Sondgard looked at the gate, glanced over at the body, then down the private road toward the house and the lake. “He came over the fence. He killed. Then he turned around and went back over the fence again.”

“He was either teed off or crazy,” said Harry. “You seen what he done to Eddie.”

“Crazy,” said Sondgard, not liking the word but using it because it was handiest.

A telephone rang. Sondgard blinked, and looked around at the woods, for the moment completely baffled.

Harry said, “Excuse me,” and walked casually over to the Mercury. He opened the door on the driver’s side, reached in, and took out from under the dashboard a telephone receiver. “Downs here,” he said. He listened. “Check. We’ll be right there.” He put the phone away again and looked over at Sondgard. “You want to come along? That was old man Lowndes himself. He’s found something.”

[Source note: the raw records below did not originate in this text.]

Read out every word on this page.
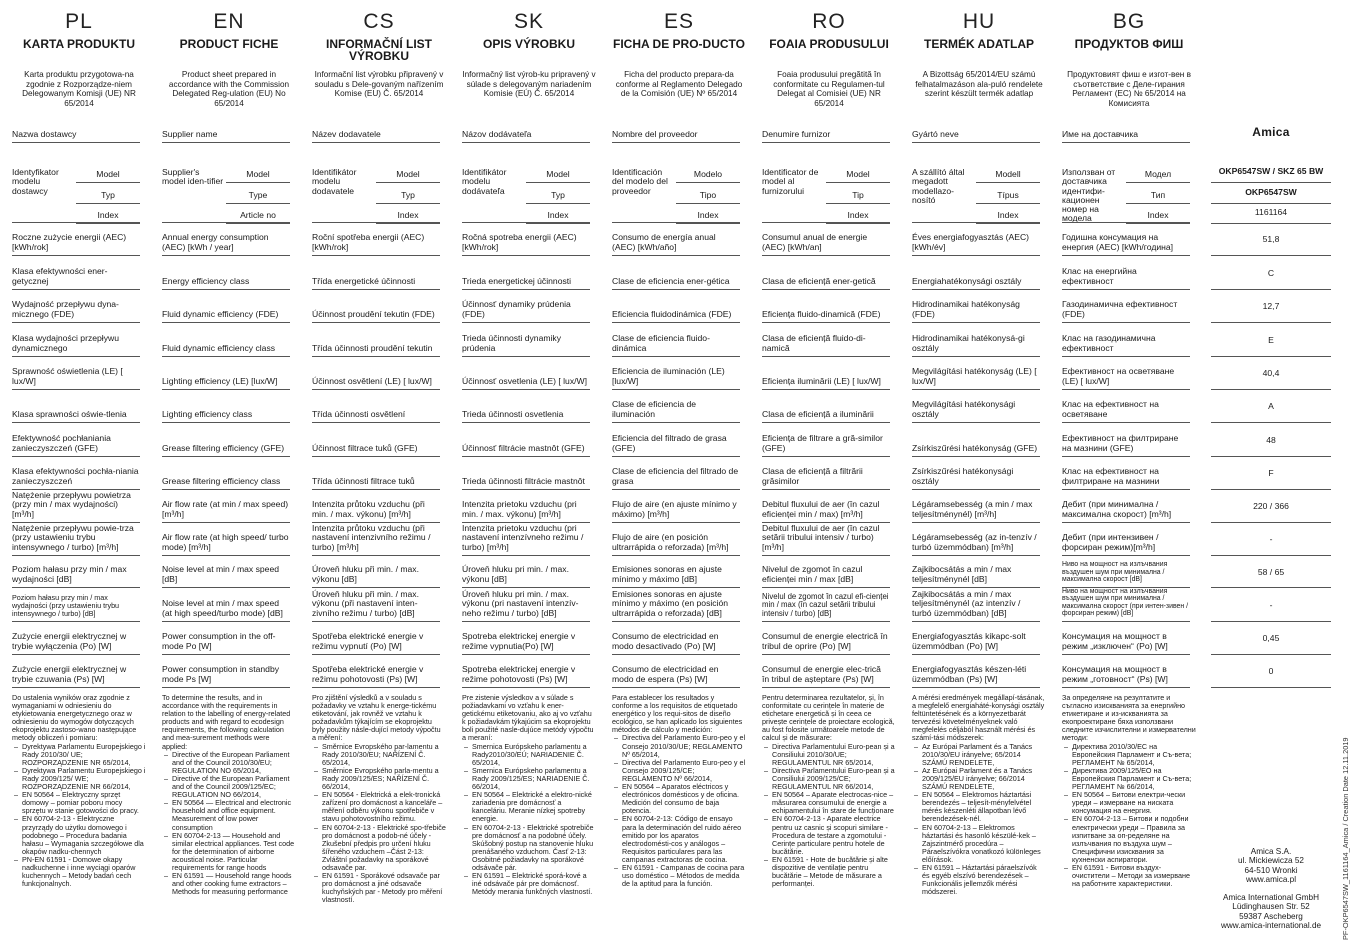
PL
KARTA PRODUKTU
Karta produktu przygotowa-na zgodnie z Rozporządze-niem Delegowanym Komisji (UE) NR 65/2014
Nazwa dostawcy
Identyfikator modelu dostawcy
Model
Typ
Index
Roczne zużycie energii (AEC) [kWh/rok]
Klasa efektywności ener-getycznej
Wydajność przepływu dyna-micznego (FDE)
Klasa wydajności przepływu dynamicznego
Sprawność oświetlenia (LE) [ lux/W]
Klasa sprawności oświe-tlenia
Efektywność pochłaniania zanieczyszczeń (GFE)
Klasa efektywności pochła-niania zanieczyszczeń
Natężenie przepływu powietrza (przy min / max wydajności) [m³/h]
Natężenie przepływu powie-trza (przy ustawieniu trybu intensywnego / turbo) [m³/h]
Poziom hałasu przy min / max wydajności [dB]
Poziom hałasu przy min / max wydajności (przy ustawieniu trybu intensywnego / turbo) [dB]
Zużycie energii elektrycznej w trybie wyłączenia (Po) [W]
Zużycie energii elektrycznej w trybie czuwania (Ps) [W]

Do ustalenia wyników oraz zgodnie z wymaganiami w odniesieniu do etykietowania energetycznego oraz w odniesieniu do wymogów dotyczących ekoprojektu zastoso-wano następujące metody obliczeń i pomiaru:

– Dyrektywa Parlamentu Europejskiego i Rady 2010/30/ UE; ROZPORZĄDZENIE NR 65/2014,
– Dyrektywa Parlamentu Europejskiego i Rady 2009/125/ WE; ROZPORZĄDZENIE NR 66/2014,
– EN 50564 – Elektryczny sprzęt domowy – pomiar poboru mocy sprzętu w stanie gotowości do pracy.
– EN 60704-2-13 - Elektryczne przyrządy do użytku domowego i podobnego – Procedura badania hałasu – Wymagania szczegółowe dla okapów nadku-chennych
– PN-EN 61591 - Domowe okapy nadkuchenne i inne wyciągi oparów kuchennych – Metody badań cech funkcjonalnych.
EN
PRODUCT FICHE
Product sheet prepared in accordance with the Commission Delegated Reg-ulation (EU) No 65/2014
Supplier name
Supplier's model iden-tifier
Model
Type
Article no
Annual energy consumption (AEC) [kWh / year]
Energy efficiency class
Fluid dynamic efficiency (FDE)
Fluid dynamic efficiency class
Lighting efficiency (LE) [lux/W]
Lighting efficiency class
Grease filtering efficiency (GFE)
Grease filtering efficiency class
Air flow rate (at min / max speed) [m³/h]
Air flow rate (at high speed/ turbo mode) [m³/h]
Noise level at min / max speed [dB]
Noise level at min / max speed (at high speed/turbo mode) [dB]
Power consumption in the off-mode Po [W]
Power consumption in standby mode Ps [W]

To determine the results, and in accordance with the requirements in relation to the labelling of energy-related products and with regard to ecodesign requirements, the following calculation and mea-surement methods were applied:

– Directive of the European Parliament and of the Council 2010/30/EU; REGULATION NO 65/2014,
– Directive of the European Parliament and of the Council 2009/125/EC; REGULATION NO 66/2014,
– EN 50564 — Electrical and electronic household and office equipment. Measurement of low power consumption
– EN 60704-2-13 — Household and similar electrical appliances. Test code for the determination of airborne acoustical noise. Particular requirements for range hoods
– EN 61591 — Household range hoods and other cooking fume extractors – Methods for measuring performance
CS
INFORMAČNÍ LIST VÝROBKU
Informační list výrobku připravený v souladu s Dele-govaným nařízením Komise (EU) Č. 65/2014
Název dodavatele
Identifikátor modelu dodavatele
Model
Typ
Index
Roční spotřeba energii (AEC) [kWh/rok]
Třída energetické účinnosti
Účinnost proudění tekutin (FDE)
Třída účinnosti proudění tekutin
Účinnost osvětlení (LE) [ lux/W]
Třída účinnosti osvětlení
Účinnost filtrace tuků (GFE)
Třída účinnosti filtrace tuků
Intenzita průtoku vzduchu (při min. / max. výkonu) [m³/h]
Intenzita průtoku vzduchu (při nastavení intenzivního režimu / turbo) [m³/h]
Úroveň hluku při min. / max. výkonu [dB]
Úroveň hluku při min. / max. výkonu (při nastavení inten-zivního režimu / turbo) [dB]
Spotřeba elektrické energie v režimu vypnutí (Po) [W]
Spotřeba elektrické energie v režimu pohotovosti (Ps) [W]

Pro zjištění výsledků a v souladu s požadavky ve vztahu k energe-tickému etiketování, jak rovněž ve vztahu k požadavkům týkajícím se ekoprojektu byly použity násle-dující metody výpočtu a měření:

– Směrnice Evropského par-lamentu a Rady 2010/30/EU; NAŘÍZENÍ Č. 65/2014,
– Směrnice Evropského parla-mentu a Rady 2009/125/ES; NAŘÍZENÍ Č. 66/2014,
– EN 50564 - Elektrická a elek-tronická zařízení pro domácnost a kanceláře – měření odběru výkonu spotřebiče v stavu pohotovostního režimu.
– EN 60704-2-13 - Elektrické spo-třebiče pro domácnost a podob-né účely - Zkušební předpis pro určení hluku šířeného vzduchem –Část 2-13: Zvláštní požadavky na sporákové odsavače par.
– EN 61591 - Sporákové odsavače par pro domácnost a jiné odsavače kuchyňských par - Metody pro měření vlastností.
SK
OPIS VÝROBKU
Informačný list výrob-ku pripravený v súlade s delegovaným nariadením Komisie (EÚ) Č. 65/2014
Názov dodávateľa
Identifikátor modelu dodávateľa
Model
Typ
Index
Ročná spotreba energii (AEC) [kWh/rok]
Trieda energetickej účinnosti
Účinnosť dynamiky prúdenia (FDE)
Trieda účinnosti dynamiky prúdenia
Účinnosť osvetlenia (LE) [ lux/W]
Trieda účinnosti osvetlenia
Účinnosť filtrácie mastnôt (GFE)
Trieda účinnosti filtrácie mastnôt
Intenzita prietoku vzduchu (pri min. / max. výkonu) [m³/h]
Intenzita prietoku vzduchu (pri nastavení intenzívneho režimu / turbo) [m³/h]
Úroveň hluku pri min. / max. výkonu [dB]
Úroveň hluku pri min. / max. výkonu (pri nastavení intenzív-neho režimu / turbo) [dB]
Spotreba elektrickej energie v režime vypnutia(Po) [W]
Spotreba elektrickej energie v režime pohotovosti (Ps) [W]

Pre zistenie výsledkov a v súlade s požiadavkami vo vzťahu k ener-getickému etiketovaniu, ako aj vo vzťahu k požiadavkám týkajúcim sa ekoprojektu boli použité nasle-dujúce metódy výpočtu a meraní:

– Smernica Európskeho parlamentu a Rady2010/30/EÚ; NARIADENIE Č. 65/2014,
– Smernica Európskeho parlamentu a Rady 2009/125/ES; NARIADENIE Č. 66/2014,
– EN 50564 – Elektrické a elektro-nické zariadenia pre domácnosť a kanceláriu. Meranie nízkej spotreby energie.
– EN 60704-2-13 - Elektrické spotrebiče pre domácnosť a na podobné účely. Skúšobný postup na stanovenie hluku prenášaného vzduchom. Časť 2-13: Osobitné požiadavky na sporákové odsávače pár.
– EN 61591 – Elektrické sporá-kové a iné odsávače pár pre domácnosť. Metódy merania funkčných vlastností.
ES
FICHA DE PRO-DUCTO
Ficha del producto prepara-da conforme al Reglamento Delegado de la Comisión (UE) Nº 65/2014
Nombre del proveedor
Identificación del modelo del proveedor
Modelo
Tipo
Index
Consumo de energía anual (AEC) [kWh/año]
Clase de eficiencia ener-gética
Eficiencia fluidodinámica (FDE)
Clase de eficiencia fluido-dinámica
Eficiencia de iluminación (LE) [lux/W]
Clase de eficiencia de iluminación
Eficiencia del filtrado de grasa (GFE)
Clase de eficiencia del filtrado de grasa
Flujo de aire (en ajuste mínimo y máximo) [m³/h]
Flujo de aire (en posición ultrarrápida o reforzada) [m³/h]
Emisiones sonoras en ajuste mínimo y máximo [dB]
Emisiones sonoras en ajuste mínimo y máximo (en posición ultrarrápida o reforzada) [dB]
Consumo de electricidad en modo desactivado (Po) [W]
Consumo de electricidad en modo de espera (Ps) [W]

Para establecer los resultados y conforme a los requisitos de etiquetado energético y los requi-sitos de diseño ecológico, se han aplicado los siguientes métodos de cálculo y medición:

– Directiva del Parlamento Euro-peo y el Consejo 2010/30/UE; REGLAMENTO Nº 65/2014,
– Directiva del Parlamento Euro-peo y el Consejo 2009/125/CE; REGLAMENTO Nº 66/2014,
– EN 50564 – Aparatos eléctricos y electrónicos domésticos y de oficina. Medición del consumo de baja potencia.
– EN 60704-2-13: Código de ensayo para la determinación del ruido aéreo emitido por los aparatos electrodomésti-cos y análogos – Requisitos particulares para las campanas extractoras de cocina.
– EN 61591 - Campanas de cocina para uso doméstico – Métodos de medida de la aptitud para la función.
RO
FOAIA PRODUSULUI
Foaia produsului pregătită în conformitate cu Regulamen-tul Delegat al Comisiei (UE) NR 65/2014
Denumire furnizor
Identificator de model al furnizorului
Model
Tip
Index
Consumul anual de energie (AEC) [kWh/an]
Clasa de eficiență ener-getică
Eficiența fluido-dinamică (FDE)
Clasa de eficiență fluido-di-namică
Eficiența iluminării (LE) [ lux/W]
Clasa de eficiență a iluminării
Eficiența de filtrare a gră-similor (GFE)
Clasa de eficiență a filtrării grăsimilor
Debitul fluxului de aer (în cazul eficienței min / max) [m³/h]
Debitul fluxului de aer (în cazul setării tribului intensiv / turbo) [m³/h]
Nivelul de zgomot în cazul eficienței min / max [dB]
Nivelul de zgomot în cazul efi-cienței min / max (în cazul setării tribului intensiv / turbo) [dB]
Consumul de energie electrică în tribul de oprire (Po) [W]
Consumul de energie elec-trică în tribul de așteptare (Ps) [W]

Pentru determinarea rezultatelor, și, în conformitate cu cerințele în materie de etichetare energetică și în ceea ce privește cerințele de proiectare ecologică, au fost folosite următoarele metode de calcul și de măsurare:

– Directiva Parlamentului Euro-pean și a Consiliului 2010/30/UE; REGULAMENTUL NR 65/2014,
– Directiva Parlamentului Euro-pean și a Consiliului 2009/125/CE; REGULAMENTUL NR 66/2014,
– EN 50564 – Aparate electrocas-nice – măsurarea consumului de energie a echipamentului în stare de funcționare
– EN 60704-2-13 - Aparate electrice pentru uz casnic și scopuri similare - Procedura de testare a zgomotului - Cerințe particulare pentru hotele de bucătărie.
– EN 61591 - Hote de bucătărie și alte dispozitive de ventilație pentru bucătărie – Metode de măsurare a performanței.
HU
TERMÉK ADATLAP
A Bizottság 65/2014/EU számú felhatalmazáson ala-puló rendelete szerint készült termék adatlap
Gyártó neve
A szállító által megadott modellazo-nosító
Modell
Típus
Index
Éves energiafogyasztás (AEC) [kWh/év]
Energiahatékonysági osztály
Hidrodinamikai hatékonyság (FDE)
Hidrodinamikai hatékonysá-gi osztály
Megvilágítási hatékonyság (LE) [ lux/W]
Megvilágítási hatékonysági osztály
Zsírkiszűrési hatékonyság (GFE)
Zsírkiszűrési hatékonysági osztály
Légáramsebesség (a min / max teljesítménynél) [m³/h]
Légáramsebesség (az in-tenzív / turbó üzemmódban) [m³/h]
Zajkibocsátás a min / max teljesítménynél [dB]
Zajkibocsátás a min / max teljesítménynél (az intenzív / turbó üzemmódban) [dB]
Energiafogyasztás kikapc-solt üzemmódban (Po) [W]
Energiafogyasztás készen-léti üzemmódban (Ps) [W]

A mérési eredmények megállapí-tásának, a megfelelő energiaháté-konysági osztály feltüntetésének és a környezetbarát tervezési követelményeknek való megfelelés céljából használt mérési és számí-tási módszerek:

– Az Európai Parlament és a Tanács 2010/30/EU irányelve; 65/2014 SZÁMÚ RENDELETE,
– Az Európai Parlament és a Tanács 2009/125/EU irányelve; 66/2014 SZÁMÚ RENDELETE,
– EN 50564 – Elektromos háztartási berendezés – teljesít-ményfelvétel mérés készenléti állapotban lévő berendezések-nél.
– EN 60704-2-13 – Elektromos háztartási és hasonló készülé-kek – Zajszintmérő procedúra – Páraelszívókra vonatkozó különleges előírások.
– EN 61591 – Háztartási páraelszívók és egyéb elszívó berendezések – Funkcionális jellemzők mérési módszerei.
BG
ПРОДУКТОВ ФИШ
Продуктовият фиш е изгот-вен в съответствие с Деле-гирания Регламент (ЕС) № 65/2014 на Комисията
Име на доставчика
Използван от доставчика идентифи-кационен номер на модела
Модел
Тип
Index
Годишна консумация на енергия (AEC) [kWh/година]
Клас на енергийна ефективност
Газодинамична ефективност (FDE)
Клас на газодинамична ефективност
Ефективност на осветяване (LE) [ lux/W]
Клас на ефективност на осветяване
Ефективност на филтриране на мазнини (GFE)
Клас на ефективност на филтриране на мазнини
Дебит (при минимална / максимална скорост) [m³/h]
Дебит (при интензивен / форсиран режим)[m³/h]
Ниво на мощност на излъчвания въздушен шум при минимална / максимална скорост [dB]
Ниво на мощност на излъчвания въздушен шум при минимална / максимална скорост (при интен-зивен / форсиран режим) [dB]
Консумация на мощност в режим „изключен“ (Po) [W]
Консумация на мощност в режим „готовност“ (Ps) [W]

За определяне на резултатите и съгласно изискванията за енергийно етикетиране и из-искванията за екопроектиране бяха използвани следните изчислителни и измервателни методи:

– Директива 2010/30/ЕС на Европейския Парламент и Съ-вета; РЕГЛАМЕНТ № 65/2014,
– Директива 2009/125/ЕО на Европейския Парламент и Съ-вета; РЕГЛАМЕНТ № 66/2014,
– EN 50564 – Битови електри-чески уреди – измерване на ниската консумация на енергия.
– EN 60704-2-13 – Битови и подобни електрически уреди – Правила за изпитване за оп-ределяне на излъчвания по въздуха шум – Специфични изисквания за кухненски аспиратори.
– EN 61591 - Битови въздух-очистители – Методи за измерване на работните характеристики.
Amica
OKP6547SW / SKZ 65 BW
OKP6547SW
1161164
51,8
C
12,7
E
40,4
A
48
F
220 / 366
-
58 / 65
-
0,45
0

Amica S.A.

ul. Mickiewicza 52

64-510 Wronki

www.amica.pl

Amica International GmbH

Lüdinghausen Str. 52

59387 Ascheberg

www.amica-international.de	PF-OKP6547SW_1161164_Amica / Creation Date 12.11.2019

“Of course. Larry, wait here for Dr. Walsh. I’ll be right back.”

Larry nodded, reluctantly. It was clear he didn’t like the idea of their force being divided in half. He was only twenty, a junior, one of Sondgard’s “specials,” those few students every year who give the impression they know they don’t know everything, want to learn everything, and are willing to believe their teachers know some of the things they want to learn. He had come here expecting to be a traffic cop for the summer, and Sondgard had expected the same thing. Sondgard had given him the night duty because it was normally quieter and simpler than day duty, and also because he thought Larry would take a romantic delight in the job. Neither of them had expected the job to include standing guard over a brutally murdered human being. Larry was holding up far better than Sondgard could have expected. Partially, he supposed, because Harry and Frank were here. Obvious professionals they were, and the boy would surely give anything to keep from seeming young and useless to them.